Traditionally VCs and angel investors have made their over-sized returns in one of two of exits: IPO or acquisition (which includes mergers, asset sales, and the like). With the IPO market in what seems like eternal hibernation, acquisition has recently been the only likely exit strategy for private companies. Meet secondmarket.com, the angel investor’s new best friend. The site aims to provide a marketplace for sales of private securities in the secondary market. The securities regs provide an exemption for sales between accredited investors. There are a few things to be mindful of: (1) how will this affect option pricing within the context of 409A, (2) what rights of first refusal and/or co-sale need to be complied with prior to and/or in connection with such sales and (3) what does this do to a private company’s shareholder make-up (i.e. who will be buyers in this market?).
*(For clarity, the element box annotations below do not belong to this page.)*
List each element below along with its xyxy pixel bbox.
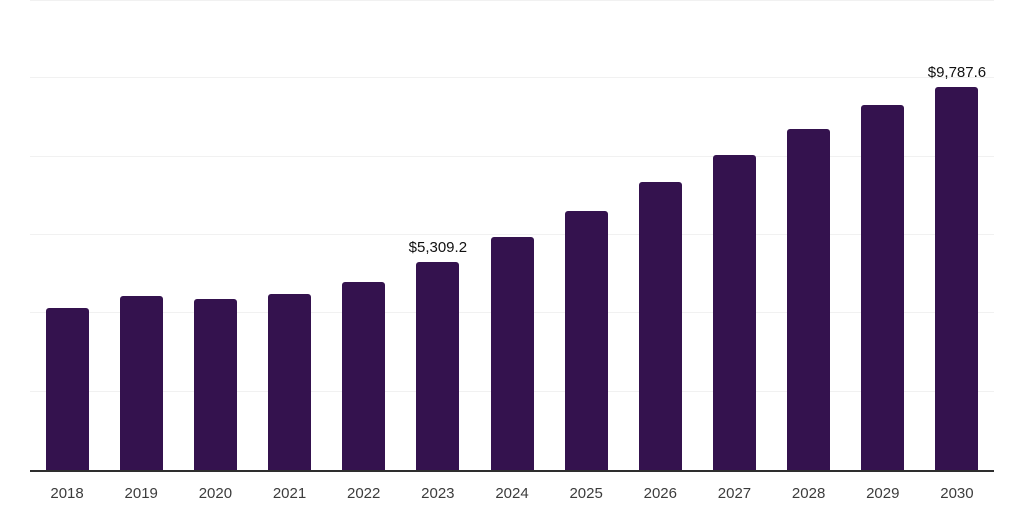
gridline — [30, 234, 994, 235]
bar-2028 — [787, 129, 831, 470]
bar-2024 — [490, 236, 534, 470]
x-tick-label-2023: 2023 — [421, 485, 455, 502]
bar-2030 — [935, 86, 979, 470]
x-tick-label-2018: 2018 — [50, 485, 84, 502]
bar-2026 — [638, 181, 682, 470]
x-tick-label-2026: 2026 — [643, 485, 677, 502]
gridline — [30, 0, 994, 1]
x-tick-label-2019: 2019 — [124, 485, 158, 502]
bar-2021 — [268, 294, 312, 470]
x-tick-label-2024: 2024 — [495, 485, 529, 502]
gridline — [30, 155, 994, 157]
x-tick-label-2027: 2027 — [717, 485, 752, 502]
bar-2018 — [45, 308, 89, 470]
x-tick-label-2020: 2020 — [198, 485, 233, 502]
x-tick-label-2021: 2021 — [272, 485, 307, 502]
x-tick-label-2022: 2022 — [347, 485, 381, 502]
bar-2023 — [416, 262, 460, 470]
bar-2029 — [861, 105, 905, 470]
bar-2020 — [193, 299, 237, 470]
x-tick-label-2028: 2028 — [791, 485, 826, 502]
x-tick-label-2025: 2025 — [569, 485, 603, 502]
bar-2025 — [564, 210, 608, 470]
plot-area: $5,309.2 $9,787.6 — [30, 0, 994, 472]
bar-2022 — [342, 282, 386, 470]
x-tick-label-2029: 2029 — [866, 485, 900, 502]
gridline — [30, 77, 994, 79]
bar-2019 — [119, 296, 163, 470]
bar-value-label-2023: $5,309.2 — [408, 239, 468, 257]
x-axis: 2018 2019 2020 2021 2022 2023 2024 2025 2026 2027… — [30, 472, 994, 512]
x-tick-label-2030: 2030 — [940, 485, 974, 502]
bar-2027 — [712, 154, 756, 470]
bar-value-label-2030: $9,787.6 — [927, 63, 987, 81]
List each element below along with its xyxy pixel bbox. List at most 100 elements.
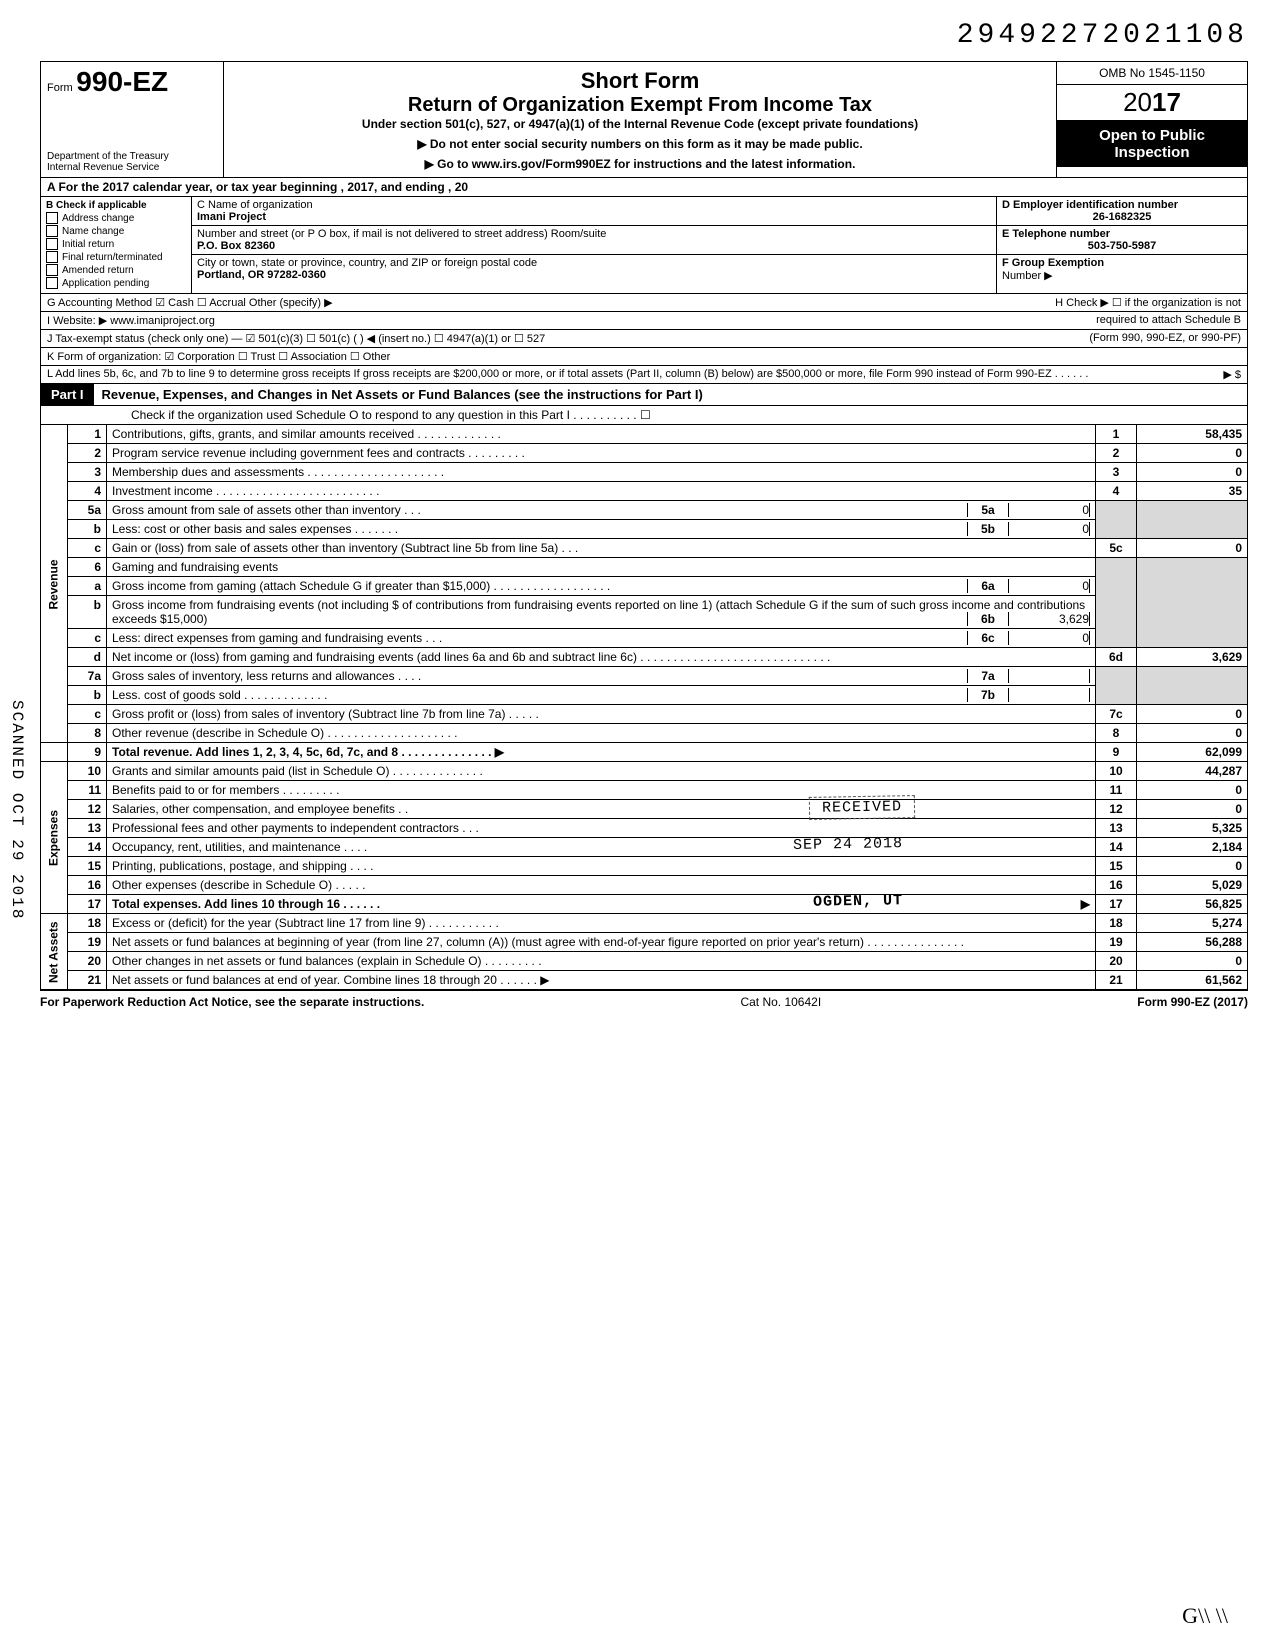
line-14-amt: 2,184 bbox=[1137, 838, 1248, 857]
under-section: Under section 501(c), 527, or 4947(a)(1)… bbox=[234, 117, 1046, 131]
dept-irs: Internal Revenue Service bbox=[47, 162, 217, 173]
line-6d-amt: 3,629 bbox=[1137, 648, 1248, 667]
line-5c-amt: 0 bbox=[1137, 539, 1248, 558]
line-6b-ibox: 6b bbox=[967, 612, 1009, 626]
part1-label: Part I bbox=[41, 384, 94, 405]
row-l-arrow: ▶ $ bbox=[1223, 368, 1241, 381]
accounting-method: G Accounting Method ☑ Cash ☐ Accrual Oth… bbox=[47, 296, 333, 309]
label-org-name: C Name of organization bbox=[197, 199, 991, 211]
chk-application-pending[interactable]: Application pending bbox=[46, 277, 186, 289]
lines-table: Revenue 1 Contributions, gifts, grants, … bbox=[40, 425, 1248, 990]
ogden-stamp: OGDEN, UT bbox=[801, 890, 915, 913]
line-2-box: 2 bbox=[1096, 444, 1137, 463]
line-17-desc: Total expenses. Add lines 10 through 16 … bbox=[107, 895, 1096, 914]
line-7a-ibox: 7a bbox=[967, 669, 1009, 683]
website: I Website: ▶ www.imaniproject.org bbox=[47, 314, 215, 327]
line-5c-desc: Gain or (loss) from sale of assets other… bbox=[107, 539, 1096, 558]
line-6c-desc: Less: direct expenses from gaming and fu… bbox=[107, 629, 1096, 648]
line-10-desc: Grants and similar amounts paid (list in… bbox=[107, 762, 1096, 781]
part1-title: Revenue, Expenses, and Changes in Net As… bbox=[94, 384, 711, 405]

(1) Let’s say Newco raised its Series B round at $1.00 per share and the board has set the FMV of its options at $0.10 per share (valuing common stock at 10% of the most recent preferred is common practice). Now suppose shares of Newco’s Series B stock are trading at something north of $1.00 per share on SecondMarket. Does the board need to raise the FMV of future option grants? I suppose the answer is “probably” but depends largely on the volume of the transactions on SecondMarket. The stock will most likely be thinly traded and as such may not a great barometer of the market. That being said, the board might be better suited to determine the FMV based on the factors the IRS has promulgated.
(2)/(3) In most but not all venture deals, the investors subject their shares to the same right of first refusal as the common holders. I imagine this will become the de facto standard as sites like SecondMarket spring up. The company and/or the other investors will want to limit a selling shareholder from transferring its stock to a buyer outside the group. This also makes the transaction on SecondMarket more complicated. Say an investor wants to sell its shares so it puts the shares on SecondMarket and a buyer emerges. Prior to selling the shares, the seller will need to comply with the right of first refusal provisions. The buyer then has to wait for that process to end and may end up empty handed if the company and/or the other investors exercise their right of first refusal. Furthermore, if co-sale rights apply, the buyer might end up having to purchase shares from multiple investors to comply with those provisions.
In sum, it will be interesting to see how these sites end up working in practice (as well as the volume), but regardless I think it will change the way how venture deal docs are drafted to contemplate these types of transactions.
UPDATE (5/14/09)
Millennium Technology Ventures, a secondary investor, was the most active venture investor in April. Clearly there is a secondary market as more investors/founders want to take cash off the table as traditional exits look further and further away.